Key portions of Moore’s budget proposal continue the theme of political expediency. His plan proposes depleting our rainy day fund by $500 million, 20% of its current value. This leaves the fund above its state-mandated minimum and might be acceptable if it were plugging a short-term hole or addressing the unexpected. It does neither. The fiscal condition facing our state was entirely predictable, anticipated by the fiscally conservative budget Hogan offered Moore as a recommendation in 2023 and by Franchot’s comments in early 2024 that the state was once again facing fiscal challenges and deficit. Depleting the rainy day fund also does nothing to make future withdrawals less likely, and the size of our state’s deficit will continue to grow over the next few years, despite the complex plans and assumptions of Moore’s budget. Nothing in his budget, not his tax policy, his spending policy or his rainy day fund withdrawal, prevents our state from having a deficit in the years ahead. Despite soaring rhetoric and frenetic activity, we’re solving no problems.
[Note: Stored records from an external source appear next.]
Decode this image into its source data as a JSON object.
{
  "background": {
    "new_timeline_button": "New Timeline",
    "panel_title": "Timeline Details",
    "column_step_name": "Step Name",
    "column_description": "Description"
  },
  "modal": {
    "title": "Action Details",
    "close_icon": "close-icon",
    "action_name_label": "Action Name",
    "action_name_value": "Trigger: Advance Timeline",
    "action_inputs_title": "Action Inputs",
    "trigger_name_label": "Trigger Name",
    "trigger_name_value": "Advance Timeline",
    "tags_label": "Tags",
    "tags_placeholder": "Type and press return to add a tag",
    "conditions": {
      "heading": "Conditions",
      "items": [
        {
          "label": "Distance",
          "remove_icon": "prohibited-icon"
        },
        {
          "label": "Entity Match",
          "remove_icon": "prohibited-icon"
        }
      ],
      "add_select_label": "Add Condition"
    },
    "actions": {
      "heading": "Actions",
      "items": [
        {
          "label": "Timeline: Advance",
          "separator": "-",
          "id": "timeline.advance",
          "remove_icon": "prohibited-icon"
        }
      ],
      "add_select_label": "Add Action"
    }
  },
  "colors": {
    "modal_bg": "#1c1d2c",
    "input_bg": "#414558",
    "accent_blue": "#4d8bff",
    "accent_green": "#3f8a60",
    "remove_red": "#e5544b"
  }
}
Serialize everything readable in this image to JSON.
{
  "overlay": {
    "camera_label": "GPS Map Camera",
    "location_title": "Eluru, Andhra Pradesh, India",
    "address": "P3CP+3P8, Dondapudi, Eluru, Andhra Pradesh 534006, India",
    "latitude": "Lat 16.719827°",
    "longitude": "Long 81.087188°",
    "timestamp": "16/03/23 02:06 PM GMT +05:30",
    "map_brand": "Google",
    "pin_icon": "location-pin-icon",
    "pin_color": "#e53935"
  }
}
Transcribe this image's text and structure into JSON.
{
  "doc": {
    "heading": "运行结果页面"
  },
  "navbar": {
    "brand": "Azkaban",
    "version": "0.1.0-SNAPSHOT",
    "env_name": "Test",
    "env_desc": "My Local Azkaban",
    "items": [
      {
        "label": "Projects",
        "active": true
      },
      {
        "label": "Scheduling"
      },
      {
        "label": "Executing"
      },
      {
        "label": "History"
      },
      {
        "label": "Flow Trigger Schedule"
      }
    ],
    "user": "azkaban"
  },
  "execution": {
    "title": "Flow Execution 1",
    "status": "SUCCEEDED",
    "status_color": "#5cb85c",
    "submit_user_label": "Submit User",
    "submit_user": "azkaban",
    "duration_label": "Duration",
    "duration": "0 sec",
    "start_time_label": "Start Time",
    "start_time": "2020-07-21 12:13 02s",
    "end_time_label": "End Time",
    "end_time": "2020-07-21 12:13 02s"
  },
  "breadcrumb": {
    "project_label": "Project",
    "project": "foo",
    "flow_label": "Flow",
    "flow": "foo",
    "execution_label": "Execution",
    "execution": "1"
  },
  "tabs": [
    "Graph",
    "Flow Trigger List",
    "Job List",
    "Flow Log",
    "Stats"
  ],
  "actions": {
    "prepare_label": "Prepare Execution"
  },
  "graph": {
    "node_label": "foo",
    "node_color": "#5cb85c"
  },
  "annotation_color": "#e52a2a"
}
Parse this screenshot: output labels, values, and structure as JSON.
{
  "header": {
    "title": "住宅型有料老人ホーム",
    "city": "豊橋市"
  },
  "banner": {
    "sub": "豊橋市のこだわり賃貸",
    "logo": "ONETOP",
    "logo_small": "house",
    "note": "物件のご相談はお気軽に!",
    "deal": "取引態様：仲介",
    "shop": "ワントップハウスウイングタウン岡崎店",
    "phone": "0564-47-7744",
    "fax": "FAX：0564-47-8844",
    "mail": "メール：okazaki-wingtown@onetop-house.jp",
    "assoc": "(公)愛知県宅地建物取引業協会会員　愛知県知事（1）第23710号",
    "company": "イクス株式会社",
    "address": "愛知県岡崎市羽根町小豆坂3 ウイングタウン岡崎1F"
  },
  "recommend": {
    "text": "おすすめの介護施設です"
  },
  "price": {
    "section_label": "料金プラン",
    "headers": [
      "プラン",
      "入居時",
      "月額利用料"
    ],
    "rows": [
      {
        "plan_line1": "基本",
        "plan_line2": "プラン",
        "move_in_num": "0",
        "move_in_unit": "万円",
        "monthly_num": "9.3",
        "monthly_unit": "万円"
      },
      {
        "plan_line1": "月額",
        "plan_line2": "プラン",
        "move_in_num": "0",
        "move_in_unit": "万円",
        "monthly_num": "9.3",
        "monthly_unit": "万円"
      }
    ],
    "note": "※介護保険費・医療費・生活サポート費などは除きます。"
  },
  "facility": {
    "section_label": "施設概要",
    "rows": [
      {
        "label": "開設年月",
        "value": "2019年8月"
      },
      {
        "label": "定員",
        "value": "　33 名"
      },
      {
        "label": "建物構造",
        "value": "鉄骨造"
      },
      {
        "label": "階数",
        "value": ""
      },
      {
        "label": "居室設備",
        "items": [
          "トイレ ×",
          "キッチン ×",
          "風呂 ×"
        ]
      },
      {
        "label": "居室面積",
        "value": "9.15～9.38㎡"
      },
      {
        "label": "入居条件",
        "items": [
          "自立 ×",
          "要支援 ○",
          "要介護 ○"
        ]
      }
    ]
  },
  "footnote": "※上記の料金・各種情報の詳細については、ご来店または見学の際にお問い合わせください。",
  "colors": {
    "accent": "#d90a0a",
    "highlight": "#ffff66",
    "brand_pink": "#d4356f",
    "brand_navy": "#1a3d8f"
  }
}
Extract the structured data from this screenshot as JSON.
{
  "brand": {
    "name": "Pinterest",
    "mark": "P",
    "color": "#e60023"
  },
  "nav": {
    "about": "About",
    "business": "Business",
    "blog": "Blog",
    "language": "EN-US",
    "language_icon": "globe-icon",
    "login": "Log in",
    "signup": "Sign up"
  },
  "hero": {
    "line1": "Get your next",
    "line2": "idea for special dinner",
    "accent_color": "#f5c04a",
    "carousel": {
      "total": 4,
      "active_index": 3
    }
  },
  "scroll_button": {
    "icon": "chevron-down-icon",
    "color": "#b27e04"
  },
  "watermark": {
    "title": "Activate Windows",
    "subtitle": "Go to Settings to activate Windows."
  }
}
Maryland was at its best before Moore brought Washington politics to Annapolis. We could take pride in being one of the few places in modern America that was guided by facts and governed with bipartisan civility. Since 2023 we’ve lost much of what set us apart. Moore’s dishonest representations of Hogan’s legacy, and his willingness to rearrange rather than solve our state’s problems, is a departure from the uniqueness that recently defined Maryland politics. As we tackle our complex fiscal problems, all of us would do well to focus ourselves on what matters most: facts, honest discourse and civility. In the recent past, under the leadership of Hogan and his Democratic colleagues, this was Maryland politics. Two years after Gov. Moore’s arrival, Annapolis seems to point fingers far more than it points toward solutions.